PKV-Fusion: Was nun auf die Kunden zukommt

Berater Top News von Florian Burghardt

Die Signal Krankenversicherung und der Deutsche Ring wurden zum nun fünftgrößten privaten Krankenversicherer verschmolzen. Wie Kunden jetzt durch Tarifwechsel sparen können und andere Fragen beantwortet eine PKV-Maklerin.

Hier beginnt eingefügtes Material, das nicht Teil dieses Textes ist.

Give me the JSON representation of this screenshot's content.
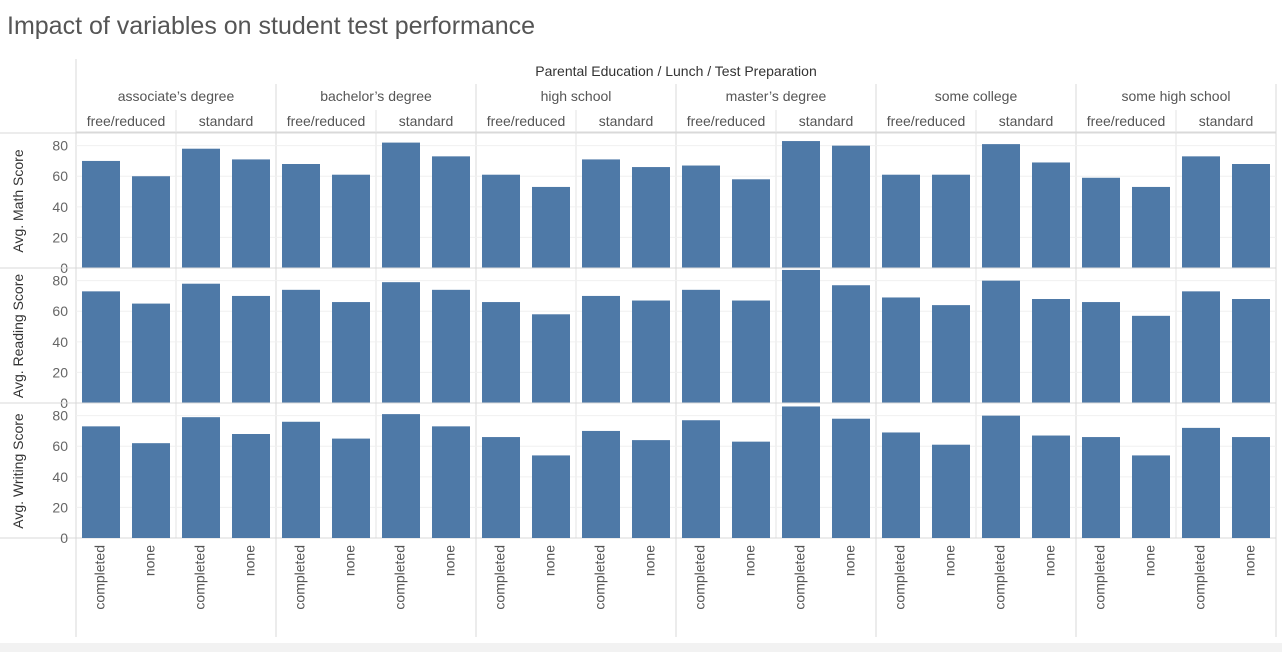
{
  "title": "Impact of variables on student test performance",
  "chart_data": {
    "type": "bar",
    "title": "Impact of variables on student test performance",
    "header_title": "Parental Education / Lunch / Test Preparation",
    "parental_education": [
      "associate’s degree",
      "bachelor’s degree",
      "high school",
      "master’s degree",
      "some college",
      "some high school"
    ],
    "lunch": [
      "free/reduced",
      "standard"
    ],
    "test_preparation": [
      "completed",
      "none"
    ],
    "ylim": [
      0,
      85
    ],
    "y_ticks": [
      0,
      20,
      40,
      60,
      80
    ],
    "grid": true,
    "bar_color": "#4e79a7",
    "series": [
      {
        "name": "Avg. Math Score",
        "values": [
          70,
          60,
          78,
          71,
          68,
          61,
          82,
          73,
          61,
          53,
          71,
          66,
          67,
          58,
          83,
          80,
          61,
          61,
          81,
          69,
          59,
          53,
          73,
          68
        ]
      },
      {
        "name": "Avg. Reading Score",
        "values": [
          73,
          65,
          78,
          70,
          74,
          66,
          79,
          74,
          66,
          58,
          70,
          67,
          74,
          67,
          87,
          77,
          69,
          64,
          80,
          68,
          66,
          57,
          73,
          68
        ]
      },
      {
        "name": "Avg. Writing Score",
        "values": [
          73,
          62,
          79,
          68,
          76,
          65,
          81,
          73,
          66,
          54,
          70,
          64,
          77,
          63,
          86,
          78,
          69,
          61,
          80,
          67,
          66,
          54,
          72,
          66
        ]
      }
    ]
  }
}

Versicherte der Signal Iduna und des Deutschen Rings können künftig die Tarife beider Gesellschaften kombinieren.

Versicherte der Signal Iduna und des Deutschen Rings können künftig die Tarife beider Gesellschaften kombinieren.

Die Signal Iduna Gruppe legt ihre beiden privaten Krankenversicherer, die Signal Krankenversicherung und den Deutscher Ring Krankenversicherungsverein, zur Signal Iduna Krankenversicherung zusammen – procontra berichtete. Was das im Detail für die Versicherten bedeutet und welche neuen Tarifwechseloptionen sich durch die Fusion ergeben, hat der PKV-Makler KVoptimal in seinem Blog analysiert.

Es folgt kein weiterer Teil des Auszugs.